Contro un Genoa spento i gialorossi conquistano la seconda vittoria stagionale grazie a Borriello e Brighi. Netto calo nel finale, difesa ancora in difficoltà

ROMA. La sosta fa bene alla Roma che ottiene la seconda vittoria casalinga, dopo quella a spese dell'Inter, battendo un Genoa ora raggiunto in classifica dai  giallorossi.     
Va detto comunque che quella della squadra di Ranieri non è stata una prova ottimale, specie a causa di un vistoso calo nei venti minuti finali (gente come Taddei e Brighi non ha i 90'  nelle gambe). Ma forse c'erano da preservare energie in vista della sfida di Champions martedì prossimo contro il Basilea.
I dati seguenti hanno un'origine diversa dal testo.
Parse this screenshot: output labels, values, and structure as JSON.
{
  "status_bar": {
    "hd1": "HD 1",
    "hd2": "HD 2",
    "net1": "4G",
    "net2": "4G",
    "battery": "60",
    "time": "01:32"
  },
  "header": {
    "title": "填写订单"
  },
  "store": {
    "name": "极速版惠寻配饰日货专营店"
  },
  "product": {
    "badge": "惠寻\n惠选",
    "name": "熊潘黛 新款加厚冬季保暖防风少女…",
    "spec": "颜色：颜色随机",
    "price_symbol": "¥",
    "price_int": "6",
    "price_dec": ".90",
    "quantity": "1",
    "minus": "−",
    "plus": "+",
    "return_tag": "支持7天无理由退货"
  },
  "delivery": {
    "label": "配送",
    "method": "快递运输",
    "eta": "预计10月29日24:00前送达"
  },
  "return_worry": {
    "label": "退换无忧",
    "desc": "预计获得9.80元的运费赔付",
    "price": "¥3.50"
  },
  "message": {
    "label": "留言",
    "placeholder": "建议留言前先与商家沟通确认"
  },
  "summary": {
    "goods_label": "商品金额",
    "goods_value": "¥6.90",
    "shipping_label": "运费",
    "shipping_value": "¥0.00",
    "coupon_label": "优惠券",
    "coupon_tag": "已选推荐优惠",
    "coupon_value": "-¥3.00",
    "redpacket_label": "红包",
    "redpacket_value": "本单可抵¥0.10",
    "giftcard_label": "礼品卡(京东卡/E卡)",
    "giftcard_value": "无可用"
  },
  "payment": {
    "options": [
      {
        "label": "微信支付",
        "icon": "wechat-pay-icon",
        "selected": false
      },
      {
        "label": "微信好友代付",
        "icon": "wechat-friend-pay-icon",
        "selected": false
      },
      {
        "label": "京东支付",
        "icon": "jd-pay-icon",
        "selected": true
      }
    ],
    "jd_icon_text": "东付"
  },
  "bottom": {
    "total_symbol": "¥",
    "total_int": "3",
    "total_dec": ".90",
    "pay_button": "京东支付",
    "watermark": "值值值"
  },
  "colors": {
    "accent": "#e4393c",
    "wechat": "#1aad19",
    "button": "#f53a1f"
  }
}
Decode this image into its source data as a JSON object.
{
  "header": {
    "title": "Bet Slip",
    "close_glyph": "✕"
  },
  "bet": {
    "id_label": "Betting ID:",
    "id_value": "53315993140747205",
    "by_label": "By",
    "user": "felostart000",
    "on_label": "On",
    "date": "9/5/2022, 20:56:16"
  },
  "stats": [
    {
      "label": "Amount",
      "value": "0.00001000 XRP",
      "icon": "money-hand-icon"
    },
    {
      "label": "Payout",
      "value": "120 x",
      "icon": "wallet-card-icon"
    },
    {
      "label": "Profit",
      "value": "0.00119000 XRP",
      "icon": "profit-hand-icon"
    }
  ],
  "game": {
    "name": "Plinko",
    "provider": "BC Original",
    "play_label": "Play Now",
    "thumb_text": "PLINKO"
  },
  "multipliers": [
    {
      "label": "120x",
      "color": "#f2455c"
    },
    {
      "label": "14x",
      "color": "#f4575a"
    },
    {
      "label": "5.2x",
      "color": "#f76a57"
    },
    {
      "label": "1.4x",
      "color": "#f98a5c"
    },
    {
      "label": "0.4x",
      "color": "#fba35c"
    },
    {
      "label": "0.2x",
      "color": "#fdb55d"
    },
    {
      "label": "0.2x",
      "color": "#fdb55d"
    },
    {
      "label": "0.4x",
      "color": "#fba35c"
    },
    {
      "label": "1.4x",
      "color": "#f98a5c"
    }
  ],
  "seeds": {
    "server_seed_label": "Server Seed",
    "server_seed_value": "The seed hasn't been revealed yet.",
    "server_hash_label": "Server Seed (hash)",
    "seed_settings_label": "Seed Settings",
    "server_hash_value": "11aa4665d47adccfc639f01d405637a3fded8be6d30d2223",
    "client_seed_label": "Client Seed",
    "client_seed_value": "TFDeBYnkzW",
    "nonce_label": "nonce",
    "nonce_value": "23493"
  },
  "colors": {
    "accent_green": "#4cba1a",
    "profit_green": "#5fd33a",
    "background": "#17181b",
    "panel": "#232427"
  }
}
In ogni caso, l'obiettivo dei tre punti è stato raggiunto, traguardo meritato se si considera che i giallorossi hanno all'attivo anche un palo ed una traversa di Borriello e si sono visti negare dopo appena sei minuti un rigore che altri arbitri avrebbero fischiato. Da migliorare è senz'altro la difesa, anche ieri preda di amnesie mentre al Genoa va  rimproverato un atteggiamento troppo rinunciatario nel primo tempo, frutto del credo di Gasperini il cui 4-3-3 è solo  teorico: in realtà schiera sempre una squadra fin troppo  coperta, in cui Toni (in ombra contro i compagni della scorsa stagione) è l'unica vera punta. Tardivo è apparso l'inserimento di Sculli nella ripresa e non si capisce perché la vorticosa campagna acquisti estiva di Preziosi non abbia  portato in Liguria qualche attaccante invece di molti  comprimari.